Elinitsa Okra (Greece)
These spineless green okra grow on incredibly productive plants. They are named for the ancient remote Village in Greece that they come from. They are a long-standing heirloom which has been grown in this village for more than 100 years.
The plants grow large during the season but begin producing early on. These okra are best picked small as this is the traditional way they are used in Greek dishes. The plants are easier to pick than other commonly found okra varieties in the USA as they are more compact and have less itchy leaves and stems. The okra pods are very tender with a mild unique flavor that fits well in many dishes. They continue to produce heavily throughout the season and out produce other okra varieties around.
Elinitsa is a small mountainous village in the Peloponnese section of Greece. Residents of this lush area fled during wars with Turkey as well as extreme poverty and attacks during World War 2. Most resettled in the USA, Australia, or Athens. A small group of families remained in the village during the 1900's and continued to farm terraces and small field scattered amongst the hills. They have preserved local culture through food, annual festivals, panagiri, and collective work. Wildfires in the 1990s caused another major disturbance to Elinitsa. Villagers worked together to rebuild and preserve a small ancient town center and museum.
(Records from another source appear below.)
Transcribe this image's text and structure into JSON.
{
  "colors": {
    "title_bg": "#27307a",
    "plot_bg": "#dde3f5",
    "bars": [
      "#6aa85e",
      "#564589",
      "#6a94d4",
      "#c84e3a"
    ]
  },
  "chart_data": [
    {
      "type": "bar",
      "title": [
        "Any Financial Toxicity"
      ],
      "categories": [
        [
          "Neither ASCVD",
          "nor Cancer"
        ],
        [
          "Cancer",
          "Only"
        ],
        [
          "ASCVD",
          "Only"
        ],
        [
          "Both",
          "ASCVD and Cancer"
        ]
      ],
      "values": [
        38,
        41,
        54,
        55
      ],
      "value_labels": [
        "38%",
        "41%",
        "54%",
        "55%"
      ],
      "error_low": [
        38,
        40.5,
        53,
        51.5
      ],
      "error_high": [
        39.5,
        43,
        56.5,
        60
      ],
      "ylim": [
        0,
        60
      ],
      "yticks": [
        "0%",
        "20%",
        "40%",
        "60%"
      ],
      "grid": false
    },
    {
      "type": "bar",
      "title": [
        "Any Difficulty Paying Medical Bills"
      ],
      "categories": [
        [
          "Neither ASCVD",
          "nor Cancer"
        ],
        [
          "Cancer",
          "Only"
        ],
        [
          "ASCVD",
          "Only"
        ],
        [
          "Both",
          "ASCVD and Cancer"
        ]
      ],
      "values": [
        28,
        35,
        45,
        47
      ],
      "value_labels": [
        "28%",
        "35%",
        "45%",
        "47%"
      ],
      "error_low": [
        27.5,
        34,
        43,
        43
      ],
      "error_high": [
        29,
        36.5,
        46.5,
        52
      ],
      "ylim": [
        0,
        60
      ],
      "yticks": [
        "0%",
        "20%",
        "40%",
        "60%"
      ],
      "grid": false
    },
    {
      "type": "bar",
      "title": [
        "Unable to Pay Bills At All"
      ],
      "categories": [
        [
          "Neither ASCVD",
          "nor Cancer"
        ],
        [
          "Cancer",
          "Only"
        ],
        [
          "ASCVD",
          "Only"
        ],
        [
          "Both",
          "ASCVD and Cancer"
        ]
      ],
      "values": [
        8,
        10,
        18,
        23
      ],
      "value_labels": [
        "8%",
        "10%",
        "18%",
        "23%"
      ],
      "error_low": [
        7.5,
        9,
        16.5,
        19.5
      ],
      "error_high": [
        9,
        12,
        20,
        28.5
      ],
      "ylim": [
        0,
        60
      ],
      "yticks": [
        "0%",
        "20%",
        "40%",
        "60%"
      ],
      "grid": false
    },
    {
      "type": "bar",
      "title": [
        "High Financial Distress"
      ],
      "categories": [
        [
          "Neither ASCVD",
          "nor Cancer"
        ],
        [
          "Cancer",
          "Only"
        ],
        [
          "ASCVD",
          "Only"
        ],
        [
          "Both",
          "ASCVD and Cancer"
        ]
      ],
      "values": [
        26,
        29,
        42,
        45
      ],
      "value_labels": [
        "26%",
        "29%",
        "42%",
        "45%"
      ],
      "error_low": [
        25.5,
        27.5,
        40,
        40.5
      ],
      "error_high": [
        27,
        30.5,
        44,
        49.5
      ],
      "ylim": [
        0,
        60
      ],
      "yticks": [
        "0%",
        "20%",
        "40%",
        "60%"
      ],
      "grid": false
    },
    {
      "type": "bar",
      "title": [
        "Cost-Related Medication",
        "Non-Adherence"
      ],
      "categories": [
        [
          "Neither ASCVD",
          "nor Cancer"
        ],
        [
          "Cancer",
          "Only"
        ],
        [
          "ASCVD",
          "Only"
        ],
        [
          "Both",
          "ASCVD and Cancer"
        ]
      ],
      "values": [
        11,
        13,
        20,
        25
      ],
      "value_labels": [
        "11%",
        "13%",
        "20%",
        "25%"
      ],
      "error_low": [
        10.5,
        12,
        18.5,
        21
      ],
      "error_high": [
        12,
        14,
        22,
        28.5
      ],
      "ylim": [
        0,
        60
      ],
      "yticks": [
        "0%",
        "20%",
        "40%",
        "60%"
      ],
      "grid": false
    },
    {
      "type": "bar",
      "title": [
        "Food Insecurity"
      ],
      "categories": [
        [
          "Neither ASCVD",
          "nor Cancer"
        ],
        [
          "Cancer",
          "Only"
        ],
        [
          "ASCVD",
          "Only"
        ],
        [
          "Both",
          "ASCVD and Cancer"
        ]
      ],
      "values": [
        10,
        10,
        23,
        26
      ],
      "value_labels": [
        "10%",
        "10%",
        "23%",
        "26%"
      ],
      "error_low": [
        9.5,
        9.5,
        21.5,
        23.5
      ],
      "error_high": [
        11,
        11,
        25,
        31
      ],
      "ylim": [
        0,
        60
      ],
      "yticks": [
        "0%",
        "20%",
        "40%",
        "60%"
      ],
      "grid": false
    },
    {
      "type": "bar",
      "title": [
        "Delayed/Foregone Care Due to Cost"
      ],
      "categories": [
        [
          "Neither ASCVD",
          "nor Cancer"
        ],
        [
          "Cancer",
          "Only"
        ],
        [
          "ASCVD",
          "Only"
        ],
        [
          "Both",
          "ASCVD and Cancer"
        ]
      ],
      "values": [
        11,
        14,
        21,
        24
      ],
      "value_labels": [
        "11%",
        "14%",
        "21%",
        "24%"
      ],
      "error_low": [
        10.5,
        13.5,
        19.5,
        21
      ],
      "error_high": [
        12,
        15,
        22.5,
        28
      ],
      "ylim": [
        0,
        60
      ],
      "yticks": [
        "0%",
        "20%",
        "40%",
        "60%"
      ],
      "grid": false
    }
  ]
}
Adam, who grew these, has ancestral roots in this village. Only about 15 people remain and 95-year-old Giorgios is one of the last farmers in Elinitsa. Giorgios is the seed keeper who has preserved this variety for his entire adult life and he was kind enough to pass on a few seeds to Adam. Giorgios was thrilled to share these seeds and he hopes their story and cultural diversity is preserved. He uses these okra in Bamia Laderes (okra tomato stew), baked okra and tomatoes, briam (a traditional Greek summer vegetable dish) as well as in other soups and stews. Giorgios remembers these okra first being given to his father by his grandfather and has been a favorite of the village for generations. They have produced will in zone 6/7 in the USA as well.
50% of sales will go to support Together for Better Days - A project providing crucial life-saving assistance to refugees arriving to the Greek Islands.
Days to maturity: 55
Seeds per pack: 35
Germination rate: 95% on 12/22/2020
Planting / harvesting notes
Sow seeds of this heat-loving plant indoors 2-3 weeks before transplanting, which should happen several weeks after the last frost, or when soil temperatures stay above 65 degrees Fahrenheit. Soak seeds overnight for quicker germination, and plant 3/4" deep. Space 18" in rows 12-18" apart. Beds should be at least 3' apart as plants tend to bush out widely. Okra likes fertile, well-drained soil with added compost.
Seed keeping notes
Okra is insect pollinated. Isolate different okra varieties by at least 1/8th of a mile (or up to 1/2 mile if you are truly concerned about seed purity) to avoid unwanted cross pollination. Allow pods to grow large and turn brown and woody (your neighbors may look at you funny). When you can hear the seeds rattle, harvest the pod and allow it to dry further on trays in the sun in a dry place. Remove seeds and use breath, wind, or fans to remove bits of chaff.